On November 8, Zhao announced that Binance had entered into a non-binding agreement to purchase FTX due to a liquidity crisis at FTX. Zhao stated that Binance would complete due diligence soon and that all crypto exchanges should avoid using tokens as collateral. He also wrote that he expected FTT to be "highly volatile in the coming days as things develop". On the day of the announcement, FTT lost 80 percent of its value. On November 9, The Wall Street Journal reported that Binance had decided not to acquire FTX. Binance cited reports of FTX's mishandling of customer funds and pending investigations of FTX as the reasons the firm would not pursue the deal. Amid the crisis, Bankman-Fried was no longer a billionaire, according to the Bloomberg Billionaires Index. The very next day, Bloomberg reported that the Securities and Exchange Commission and Commodity Futures Trading Commission were investigating FTX and the nature of its connections to Bankman-Fried's other holdings.
On November 11, 2022, FTX, Alameda Research, and more than 130 associated legal entities declared bankruptcy.

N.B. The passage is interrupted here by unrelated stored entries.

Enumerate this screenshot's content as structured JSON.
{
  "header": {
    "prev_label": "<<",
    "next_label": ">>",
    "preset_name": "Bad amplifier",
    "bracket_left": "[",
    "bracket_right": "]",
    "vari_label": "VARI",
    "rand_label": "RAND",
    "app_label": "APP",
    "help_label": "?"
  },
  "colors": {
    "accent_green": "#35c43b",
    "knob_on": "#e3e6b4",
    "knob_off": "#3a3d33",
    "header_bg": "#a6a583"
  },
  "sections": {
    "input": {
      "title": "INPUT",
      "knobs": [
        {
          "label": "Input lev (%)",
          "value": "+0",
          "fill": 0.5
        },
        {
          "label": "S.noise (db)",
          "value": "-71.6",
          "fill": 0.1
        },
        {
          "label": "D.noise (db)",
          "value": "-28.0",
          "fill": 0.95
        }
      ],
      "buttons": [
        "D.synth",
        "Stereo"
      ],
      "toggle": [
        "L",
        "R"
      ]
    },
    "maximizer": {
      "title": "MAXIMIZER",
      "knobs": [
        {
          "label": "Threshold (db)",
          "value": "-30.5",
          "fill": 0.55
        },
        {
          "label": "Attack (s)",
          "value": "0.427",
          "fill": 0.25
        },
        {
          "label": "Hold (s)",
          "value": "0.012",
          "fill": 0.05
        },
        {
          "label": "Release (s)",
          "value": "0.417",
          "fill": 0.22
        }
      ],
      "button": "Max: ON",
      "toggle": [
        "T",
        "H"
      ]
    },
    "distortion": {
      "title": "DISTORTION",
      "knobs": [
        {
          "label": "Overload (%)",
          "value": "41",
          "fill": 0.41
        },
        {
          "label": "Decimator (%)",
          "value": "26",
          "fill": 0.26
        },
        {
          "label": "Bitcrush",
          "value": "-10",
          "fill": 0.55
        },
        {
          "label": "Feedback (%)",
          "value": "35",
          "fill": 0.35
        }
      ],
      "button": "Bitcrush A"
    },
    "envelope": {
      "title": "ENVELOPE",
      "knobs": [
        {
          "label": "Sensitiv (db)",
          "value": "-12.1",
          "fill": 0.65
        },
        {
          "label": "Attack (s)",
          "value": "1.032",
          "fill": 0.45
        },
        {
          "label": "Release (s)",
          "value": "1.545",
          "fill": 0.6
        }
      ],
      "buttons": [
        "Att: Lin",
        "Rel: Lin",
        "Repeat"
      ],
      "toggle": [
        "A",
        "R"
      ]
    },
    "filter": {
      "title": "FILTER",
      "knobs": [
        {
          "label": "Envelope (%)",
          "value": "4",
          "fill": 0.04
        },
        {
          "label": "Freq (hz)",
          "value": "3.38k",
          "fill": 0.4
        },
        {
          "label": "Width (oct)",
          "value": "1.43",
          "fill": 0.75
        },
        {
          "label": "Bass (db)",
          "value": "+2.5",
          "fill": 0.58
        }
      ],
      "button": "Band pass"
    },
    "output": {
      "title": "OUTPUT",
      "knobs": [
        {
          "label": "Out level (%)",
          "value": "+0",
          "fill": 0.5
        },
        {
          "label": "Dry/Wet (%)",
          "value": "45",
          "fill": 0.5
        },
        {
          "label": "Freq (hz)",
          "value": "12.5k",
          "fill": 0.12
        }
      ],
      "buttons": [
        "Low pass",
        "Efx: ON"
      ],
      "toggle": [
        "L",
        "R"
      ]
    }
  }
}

Anonymous sources cited by Reuters stated that, earlier in 2022, Bankman-Fried had transferred at least $4 billion from FTX to Alameda Research without any disclosure to the companies' insiders or the public. The sources said that the money transferred included customer funds and that it was ostensibly backed by FTT and shares in Robinhood. An anonymous source cited by The Wall Street Journal stated that Bankman-Fried had disclosed that Alameda owed FTX about $10 billion, which was secured through customer funds held by FTX when FTX had, at the time, $16 billion in customer assets. According to anonymous sources cited by The Wall Street Journal, the Chief Executive of Alameda Research, Caroline Ellison, told employees that Bankman-Fried was aware that FTX had lent its customers' money to Alameda to help it meet its liabilities.
Bankman-Fried resigned as CEO of FTX on November 11, 2022, and was immediately replaced by John J. Ray III, who from 2004 to 2009 had chaired the effort to recover Enron assets for creditors through litigation against numerous banks in the Enron Bankruptcy case. FTX and related entities filed for bankruptcy in Delaware on the same day.
Personal life
Bankman-Fried is vegan. He was raised in a Jewish family.
Alameda Research CEO Caroline Ellison was romantically involved with Bankman-Fried until their final split on April 15, 2022.